Last night I walked up the stairs to the managers suite in my building and quietly slipped a piece of paper under his door. My written 30 day notice that on July 31st I’ll be vacating the apartment I’ve called home since July 2006.
Today I woke up late. I’ve been doing some running work for various concerts when I can pick it up. Today is the second show of “Star Wars in Concert” here in Vancouver. As I was heading out the door I started thinking that I was crazy. One part of me is completely excited about the prospects, opportunities and freedom my upcoming trip may bring. The other part of me…well, it’s stressed right out. Some days I feel like an overheating walking nuclear reactor.
I have a list almost as long as my arm of things that need to be done before I leave. I have another list of people that owe me money that is almost equal in length. I have some web work that I need to get done and people who are dropping the ball, therefore stressing me out even more.
I’m trying to talk myself out of all the so called “valid” fears that I have and am trying (really hard) to just surrender and trust that this is all meant to be and will all work. The very thing that I believe most of the time is hard to find today. I guess simply because one of the biggest steps has just been taken. The notice that soon, I will not have an address.
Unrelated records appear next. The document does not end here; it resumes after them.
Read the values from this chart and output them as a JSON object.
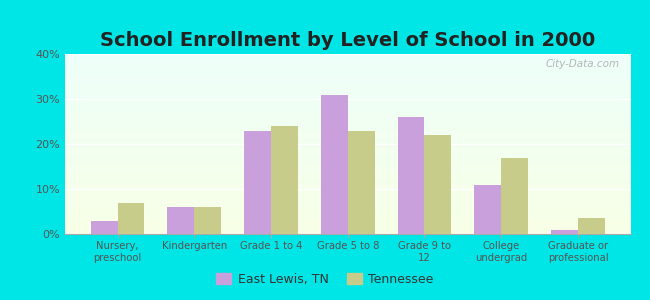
{
  "title": "School Enrollment by Level of School in 2000",
  "categories": [
    "Nursery,\npreschool",
    "Kindergarten",
    "Grade 1 to 4",
    "Grade 5 to 8",
    "Grade 9 to\n12",
    "College\nundergrad",
    "Graduate or\nprofessional"
  ],
  "east_lewis": [
    3.0,
    6.0,
    23.0,
    31.0,
    26.0,
    11.0,
    1.0
  ],
  "tennessee": [
    7.0,
    6.0,
    24.0,
    23.0,
    22.0,
    17.0,
    3.5
  ],
  "east_lewis_color": "#c9a0dc",
  "tennessee_color": "#c8cc8a",
  "background_color": "#00e5e5",
  "ylim": [
    0,
    40
  ],
  "yticks": [
    0,
    10,
    20,
    30,
    40
  ],
  "bar_width": 0.35,
  "title_fontsize": 14,
  "legend_labels": [
    "East Lewis, TN",
    "Tennessee"
  ],
  "watermark": "City-Data.com"
}
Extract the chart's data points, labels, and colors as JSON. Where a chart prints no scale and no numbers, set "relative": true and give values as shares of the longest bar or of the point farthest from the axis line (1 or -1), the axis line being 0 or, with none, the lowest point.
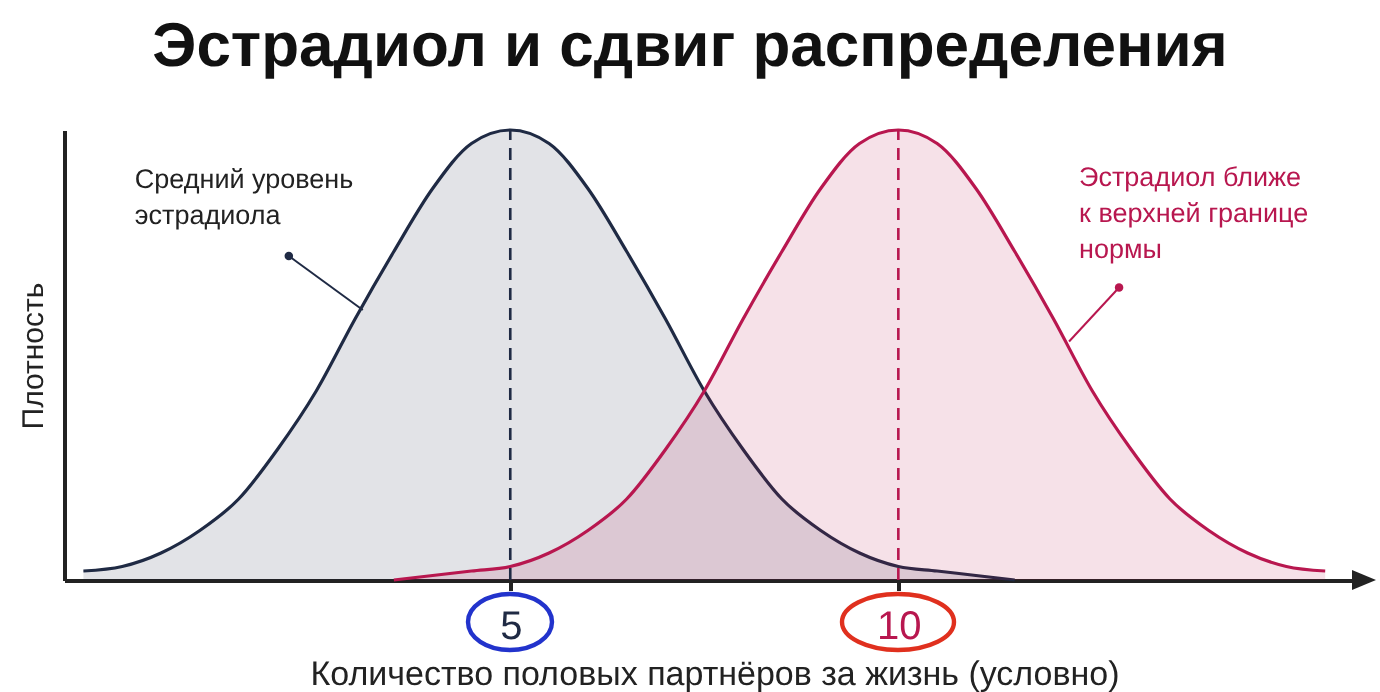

Now begins the process of seeing what I can get for the belongings that I no longer have a use for. A complete drum kit from a whole other life, a large LCD TV that I bought only a few years ago. A bachelor apartment stuffed full of junk that needs new homes. This part, I’m actually looking forward to and as a friend pointed out yesterday, will make it very easy to settle down somewhere when I finally figure out where that next long term stop might be.
Even as I write this I’m starting to feel better about my most recent step. Perhaps this blog is also becoming my therapy. Wow, how lucky I am to have the whole world as my own personal shrink.